La reciente corrección de Bitcoin (BTC) reabrió una discusión que hasta hace poco parecía lejana para buena parte del mercado: el impacto potencial de la computación cuántica sobre la seguridad de la red. Para Bernstein, sin embargo, ese temor ya se habría reflejado en gran medida en el precio del activo, lo que sugiere que los inversionistas no están ignorando el problema, sino incorporándolo como un riesgo más dentro de la valoración actual.
La firma indicó que el retroceso cercano al 50% desde el máximo histórico de BTC de USD $126.198 alcanzado en octubre de 2025 sería una señal de que el mercado ya descontó varios riesgos vinculados a un eventual avance cuántico. A su juicio, la amenaza existe, pero sigue siendo manejable y no representa todavía un peligro existencial inmediato para Bitcoin.
El análisis llega en un momento en que el sector debate con mayor intensidad la velocidad con la que debería adoptarse una ruta de actualización poscuántica. El tema cobró fuerza luego de nuevas estimaciones sobre la capacidad futura de ciertos sistemas cuánticos para comprometer la criptografía de curva elíptica usada por múltiples blockchains, incluida Bitcoin.

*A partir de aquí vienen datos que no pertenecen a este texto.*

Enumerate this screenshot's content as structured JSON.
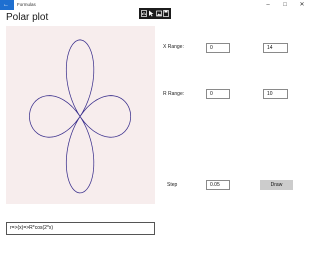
{
  "window": {
    "title": "Formulas",
    "icon": "back-arrow-icon",
    "controls": [
      "minimize-icon",
      "maximize-icon",
      "close-icon"
    ]
  },
  "page": {
    "title": "Polar plot"
  },
  "toolbar": {
    "icons": [
      "chart-icon",
      "cursor-icon",
      "image-icon",
      "save-icon"
    ]
  },
  "plot": {
    "background": "#f7eded",
    "curve_color": "#3a2f8c",
    "formula": "r=cos(2*theta)",
    "theta_range": [
      0,
      14
    ],
    "r_range": [
      0,
      10
    ],
    "step": 0.05
  },
  "controls": {
    "x_range_label": "X Range:",
    "x_min": "0",
    "x_max": "14",
    "r_range_label": "R Range:",
    "r_min": "0",
    "r_max": "10",
    "step_label": "Step",
    "step": "0.05",
    "draw_label": "Draw"
  },
  "formula_input": {
    "value": "r=>(x)=>R*cos(2*x)"
  }
}
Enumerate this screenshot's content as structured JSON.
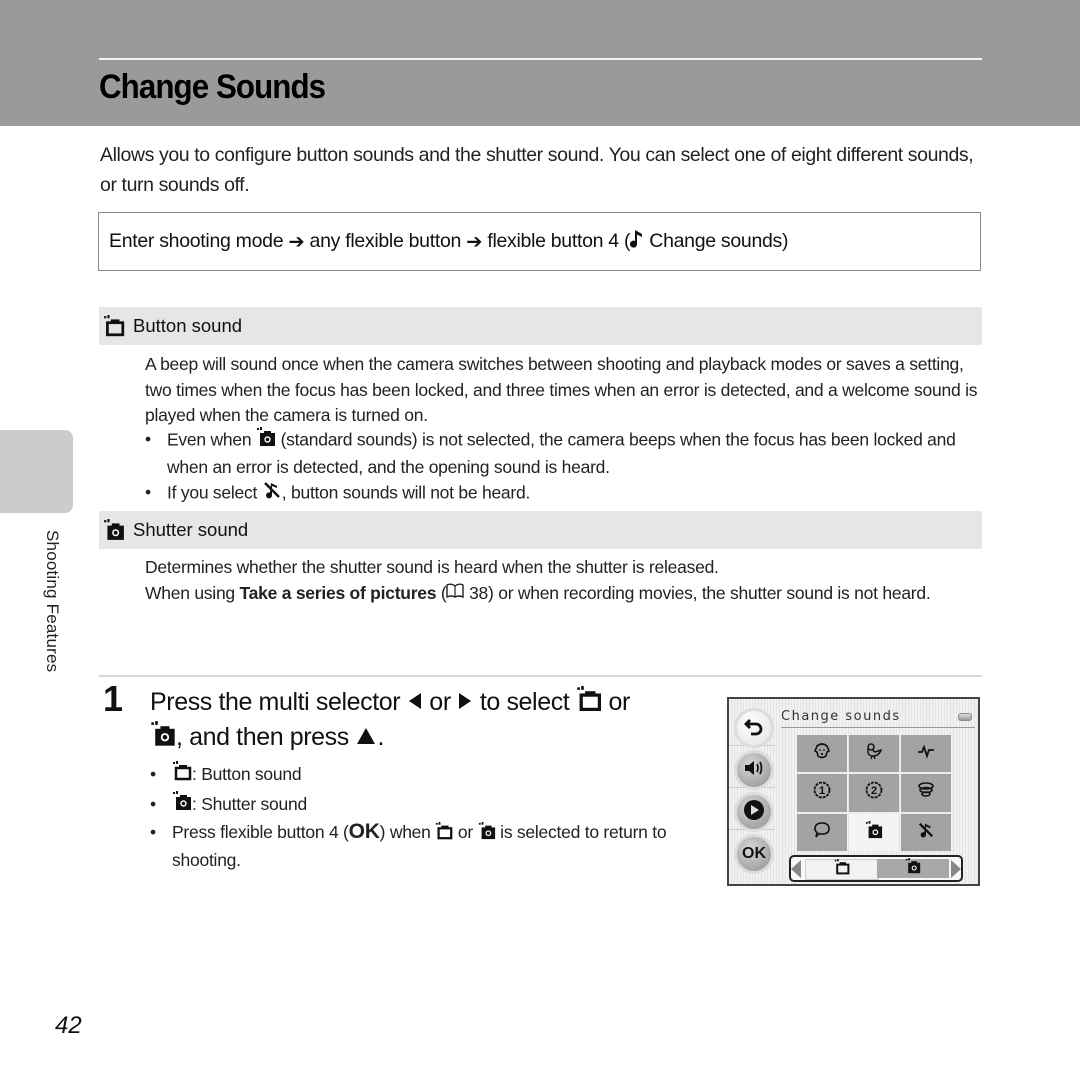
{
  "header": {
    "title": "Change Sounds"
  },
  "intro": "Allows you to configure button sounds and the shutter sound. You can select one of eight different sounds, or turn sounds off.",
  "menu_path": {
    "step1": "Enter shooting mode",
    "arrow": "➔",
    "step2": "any flexible button",
    "step3": "flexible button 4 (",
    "step3_icon": "music-note-icon",
    "step3_label": "Change sounds)"
  },
  "sections": [
    {
      "icon": "button-sound-icon",
      "heading": "Button sound",
      "body": "A beep will sound once when the camera switches between shooting and playback modes or saves a setting, two times when the focus has been locked, and three times when an error is detected, and a welcome sound is played when the camera is turned on.",
      "bullets": [
        {
          "pre": "Even when ",
          "icon": "standard-shutter-sound-icon",
          "post": " (standard sounds) is not selected, the camera beeps when the focus has been locked and when an error is detected, and the opening sound is heard."
        },
        {
          "pre": "If you select ",
          "icon": "sound-off-icon",
          "post": ", button sounds will not be heard."
        }
      ]
    },
    {
      "icon": "shutter-sound-icon",
      "heading": "Shutter sound",
      "body1": "Determines whether the shutter sound is heard when the shutter is released.",
      "body2_pre": "When using ",
      "body2_bold": "Take a series of pictures",
      "body2_ref_open": " (",
      "body2_ref_icon": "book-icon",
      "body2_ref_page": " 38)",
      "body2_post": " or when recording movies, the shutter sound is not heard."
    }
  ],
  "side_tab": {
    "label": "Shooting Features"
  },
  "step": {
    "number": "1",
    "text_a": "Press the multi selector ",
    "left_icon": "left-arrow-icon",
    "or1": " or ",
    "right_icon": "right-arrow-icon",
    "text_b": " to select ",
    "or2": " or",
    "text_c": ", and then press ",
    "up_icon": "up-arrow-icon",
    "text_d": ".",
    "bullets": [
      {
        "label": ": Button sound"
      },
      {
        "label": ": Shutter sound"
      },
      {
        "pre": "Press flexible button 4 (",
        "ok": "OK",
        "mid": ") when ",
        "or": " or ",
        "post": " is selected to return to shooting."
      }
    ]
  },
  "camera_screen": {
    "title": "Change sounds",
    "side_buttons": [
      "back",
      "volume",
      "playback",
      "OK"
    ],
    "ok_label": "OK",
    "grid": [
      {
        "icon": "dog-icon",
        "selected": false
      },
      {
        "icon": "bird-icon",
        "selected": false
      },
      {
        "icon": "pulse-icon",
        "selected": false
      },
      {
        "icon": "number-1-icon",
        "selected": false
      },
      {
        "icon": "number-2-icon",
        "selected": false
      },
      {
        "icon": "coil-icon",
        "selected": false
      },
      {
        "icon": "speech-bubble-icon",
        "selected": false
      },
      {
        "icon": "standard-shutter-sound-icon",
        "selected": true
      },
      {
        "icon": "sound-off-icon",
        "selected": false
      }
    ],
    "selector": {
      "options": [
        "button-sound",
        "shutter-sound"
      ],
      "active": "shutter-sound"
    }
  },
  "page_number": "42"
}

De acuerdo con la información citada por Cointelegraph, investigadores de Google plantearon hace dos semanas que futuras computadoras cuánticas podrían romper ese tipo de criptografía con menos de 500.000 qubits físicos en algunas arquitecturas. Ese escenario teórico sugirió que una clave privada de Bitcoin podría descifrarse en nueve minutos, un lapso inferior al tiempo promedio de producción de bloques de 10 minutos de la red.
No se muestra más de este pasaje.